Seu sobrinho, Adenilton Quaresma dos Santos, 23, trabalhava há cerca de três anos e meio com Aristeu Rocha e foi uma das pessoas que tentou salvar o pedreiro, ainda quando estava soterrado. “Ele parecia inconsciente, só o Osmar e o outro rapaz gritaram por socorro. Vi um sangue saindo da boca dele. Eu tentava tirar para não acabar com a respiração dele”, lembrou.
Grande parte da família se reuniu na frente do hospital para ter informações dos três feridos. Dos sete trabalhadores dois eram parentes de Aristeu, mas todos conhecidos de longa data.
O pedreiro e a mulher vieram de São Paulo para Franca em 1992. O casal tem sete filhos e moram no Jardim Tropical II. “A gente nem sabe o que faz.

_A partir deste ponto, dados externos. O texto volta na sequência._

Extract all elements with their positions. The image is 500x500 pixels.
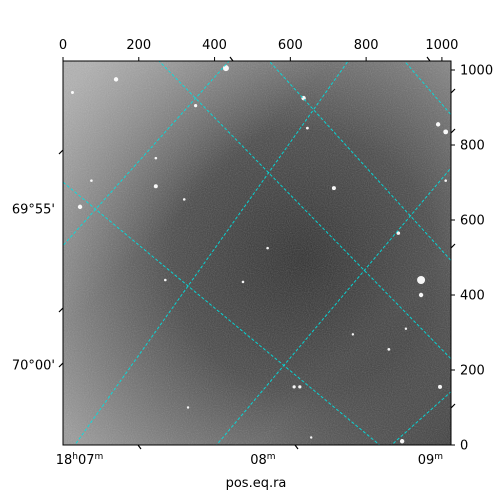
plot-frame: [62, 60, 452, 446]
world-tick: [58, 362, 64, 368]
world-tick: [58, 307, 64, 313]
star: [222, 65, 229, 72]
star: [396, 231, 401, 235]
star: [435, 122, 441, 127]
world-tick: [294, 444, 299, 450]
dec-tick-label: 69°55': [12, 202, 55, 217]
star: [154, 156, 158, 160]
right-tick-label: 0: [460, 439, 468, 454]
star: [70, 91, 74, 94]
right-tick-label: 1000: [460, 64, 493, 79]
star: [194, 104, 198, 108]
top-tick-label: 0: [59, 38, 67, 53]
star: [298, 385, 302, 389]
grid-line: [215, 167, 451, 445]
star: [399, 439, 405, 444]
world-tick: [137, 444, 142, 450]
star: [90, 179, 93, 182]
x-axis-label: pos.eq.ra: [226, 476, 287, 491]
grid-line: [268, 61, 451, 262]
star: [331, 186, 336, 191]
top-tick-label: 200: [126, 38, 151, 53]
star: [153, 184, 158, 189]
grid-line: [74, 61, 349, 445]
top-tick-label: 400: [202, 38, 227, 53]
world-tick: [58, 149, 64, 155]
bottom-ra-axis: 18h07m 08m 09m: [56, 452, 443, 468]
star: [164, 278, 167, 282]
top-tick-label: 800: [354, 38, 379, 53]
right-tick-label: 600: [460, 214, 485, 229]
right-tick-label: 800: [460, 139, 485, 154]
star: [351, 333, 355, 336]
world-tick: [450, 403, 456, 409]
top-pixel-axis: 0 200 400 600 800 1000: [58, 38, 458, 450]
star: [186, 406, 190, 409]
grid-line: [158, 61, 451, 360]
world-tick: [450, 128, 456, 134]
right-pixel-axis: 0 200 400 600 800 1000: [451, 64, 493, 454]
stars-layer: [70, 65, 449, 444]
right-tick-label: 400: [460, 289, 485, 304]
star: [292, 385, 296, 389]
ra-tick-label: 08m: [250, 452, 275, 468]
grid-line: [390, 391, 451, 445]
star: [113, 77, 119, 82]
world-tick: [450, 243, 456, 249]
star: [77, 204, 83, 210]
world-tick: [229, 56, 234, 62]
star: [444, 179, 447, 182]
star: [404, 327, 408, 330]
star: [418, 292, 424, 298]
star: [387, 347, 391, 351]
world-tick: [450, 88, 456, 94]
right-tick-label: 200: [460, 364, 485, 379]
world-tick: [426, 56, 431, 62]
star: [309, 436, 313, 439]
star: [417, 276, 426, 284]
top-tick-label: 600: [278, 38, 303, 53]
ra-tick-label: 09m: [418, 452, 443, 468]
star: [241, 280, 245, 284]
star: [443, 129, 449, 135]
left-dec-axis: 69°55' 70°00': [12, 202, 55, 373]
ra-tick-label: 18h07m: [56, 452, 104, 468]
star: [182, 198, 186, 201]
dec-tick-label: 70°00': [12, 358, 55, 373]
top-tick-label: 1000: [425, 38, 458, 53]
star: [266, 246, 269, 250]
star: [305, 126, 309, 130]
star: [438, 384, 443, 389]
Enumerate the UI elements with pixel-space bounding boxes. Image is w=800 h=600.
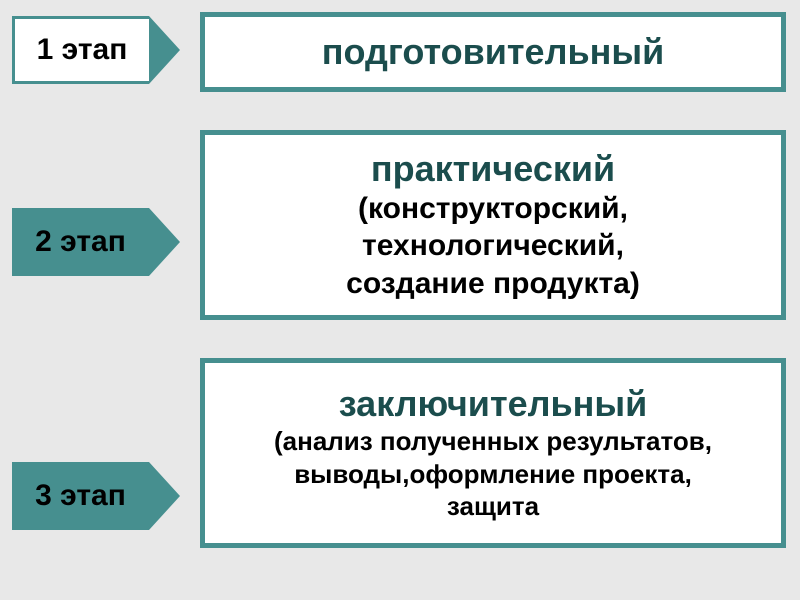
stage-arrow-label: 2 этап [35, 225, 126, 259]
stage-arrow-1: 1 этап [12, 16, 180, 84]
chevron-right-icon [149, 462, 180, 530]
stage-box-2: практический(конструкторский, технологич… [200, 130, 786, 320]
stage-box-subtitle: (анализ полученных результатов, выводы,о… [274, 425, 712, 523]
chevron-right-icon [149, 208, 180, 276]
stage-arrow-2: 2 этап [12, 208, 180, 276]
stage-box-1: подготовительный [200, 12, 786, 92]
stage-arrow-3: 3 этап [12, 462, 180, 530]
stage-arrow-body: 3 этап [12, 462, 149, 530]
stage-box-3: заключительный(анализ полученных результ… [200, 358, 786, 548]
chevron-right-icon [149, 16, 180, 84]
stage-box-title: подготовительный [322, 31, 664, 73]
diagram-canvas: 1 этап подготовительный 2 этап практический… [0, 0, 800, 600]
stage-arrow-body: 2 этап [12, 208, 149, 276]
stage-box-subtitle: (конструкторский, технологический, созда… [346, 190, 640, 303]
stage-box-title: практический [371, 148, 615, 190]
stage-box-title: заключительный [339, 383, 647, 425]
stage-arrow-label: 1 этап [37, 33, 128, 67]
stage-arrow-body: 1 этап [12, 16, 149, 84]
stage-arrow-label: 3 этап [35, 479, 126, 513]
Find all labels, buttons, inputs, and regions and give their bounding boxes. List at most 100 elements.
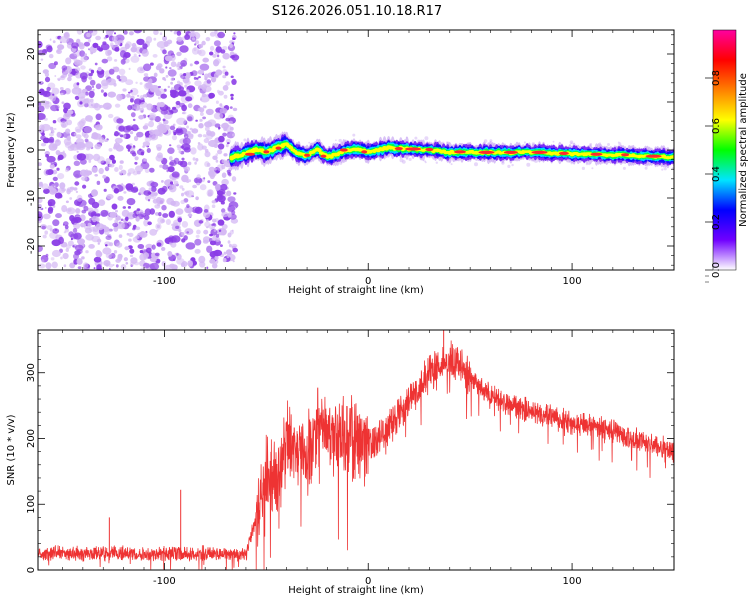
noise-speckle <box>73 216 82 223</box>
noise-speckle <box>206 245 213 253</box>
noise-speckle <box>139 82 143 85</box>
noise-speckle <box>105 158 111 164</box>
noise-speckle <box>194 40 200 45</box>
band-hotspot <box>405 147 422 151</box>
noise-speckle <box>211 200 217 204</box>
noise-speckle <box>175 63 181 68</box>
noise-speckle <box>51 129 55 134</box>
noise-speckle <box>77 266 82 269</box>
noise-speckle <box>75 208 80 214</box>
noise-speckle <box>48 132 54 137</box>
noise-speckle <box>135 81 138 85</box>
noise-speckle <box>170 61 177 68</box>
noise-speckle <box>95 113 102 121</box>
noise-speckle <box>113 250 118 254</box>
band-hotspot <box>339 148 348 152</box>
noise-speckle <box>56 108 60 112</box>
noise-speckle <box>98 167 104 175</box>
noise-speckle <box>57 157 61 161</box>
noise-speckle <box>148 187 152 192</box>
noise-speckle <box>146 91 155 98</box>
noise-speckle <box>100 209 109 217</box>
noise-speckle <box>50 257 55 261</box>
noise-speckle <box>203 209 209 213</box>
noise-speckle <box>109 154 115 161</box>
noise-speckle <box>58 236 64 244</box>
noise-speckle <box>107 30 115 34</box>
noise-speckle <box>95 213 101 217</box>
noise-speckle <box>77 144 82 149</box>
snr-series-line <box>38 340 674 570</box>
noise-speckle <box>177 217 182 223</box>
noise-speckle <box>184 72 191 79</box>
spectrogram-y-tick-label: 0 <box>26 147 37 153</box>
noise-speckle <box>171 108 178 114</box>
noise-speckle <box>170 77 175 81</box>
noise-speckle <box>69 262 76 269</box>
noise-speckle <box>121 209 130 217</box>
band-hotspot <box>304 153 311 157</box>
noise-speckle <box>121 182 124 186</box>
noise-speckle <box>209 237 213 243</box>
noise-speckle <box>56 139 60 143</box>
noise-speckle <box>195 234 200 238</box>
noise-speckle <box>150 186 157 193</box>
noise-speckle <box>112 222 119 228</box>
noise-speckle <box>186 204 190 209</box>
noise-speckle <box>178 150 182 154</box>
noise-speckle <box>147 199 151 202</box>
noise-speckle <box>45 262 52 270</box>
noise-speckle <box>142 145 145 148</box>
noise-speckle <box>232 107 238 112</box>
noise-speckle <box>46 155 56 163</box>
noise-speckle <box>107 91 117 98</box>
noise-speckle <box>177 147 182 151</box>
band-halo-speckle <box>507 164 511 168</box>
spectrogram-y-tick-label: -20 <box>26 238 37 254</box>
noise-speckle <box>120 218 124 222</box>
noise-speckle <box>230 75 234 79</box>
noise-speckle <box>58 193 63 199</box>
noise-speckle <box>119 134 124 138</box>
noise-speckle <box>176 144 181 149</box>
noise-speckle <box>79 50 86 57</box>
noise-speckle <box>147 221 152 226</box>
noise-speckle <box>181 174 189 183</box>
noise-speckle <box>92 88 95 91</box>
noise-speckle <box>134 156 139 161</box>
noise-speckle <box>176 51 182 57</box>
noise-speckle <box>90 51 94 55</box>
noise-speckle <box>173 84 182 91</box>
noise-speckle <box>93 153 101 162</box>
noise-speckle <box>155 154 164 162</box>
noise-speckle <box>227 196 236 203</box>
noise-speckle <box>120 264 127 270</box>
noise-speckle <box>76 150 79 153</box>
noise-speckle <box>101 58 109 64</box>
noise-speckle <box>59 87 64 90</box>
noise-speckle <box>223 153 228 157</box>
noise-speckle <box>222 85 229 91</box>
noise-speckle <box>221 211 229 218</box>
figure-title: S126.2026.051.10.18.R17 <box>272 4 442 19</box>
noise-speckle <box>143 252 150 259</box>
noise-speckle <box>63 102 71 110</box>
noise-speckle <box>196 182 200 186</box>
band-halo-speckle <box>586 161 589 164</box>
noise-speckle <box>160 218 166 224</box>
noise-speckle <box>85 234 94 241</box>
noise-speckle <box>227 240 231 244</box>
band-hotspot <box>590 152 603 156</box>
snr-y-tick-label: 200 <box>26 429 37 448</box>
noise-speckle <box>127 221 132 227</box>
noise-speckle <box>215 237 221 242</box>
noise-speckle <box>201 145 207 150</box>
noise-speckle <box>114 32 116 35</box>
noise-speckle <box>126 93 131 98</box>
noise-speckle <box>197 69 205 75</box>
noise-speckle <box>212 155 218 161</box>
noise-speckle <box>38 105 45 113</box>
band-hotspot <box>245 152 255 156</box>
noise-speckle <box>180 199 186 205</box>
noise-speckle <box>69 197 73 200</box>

É uma fatalidade que a gente não espera”, lamentou o filho, Israel de Sousa Rocha, 28. A viúva soube da notícia do acidente e da morte do marido pelo rádio. “Ela não sabia direito o que tinha acontecido”, disse Israel.
O sepultamento de Aristeu Rocha será hoje, às 16h, no cemitério Santo Agostinho, com serviços da funerária Francana.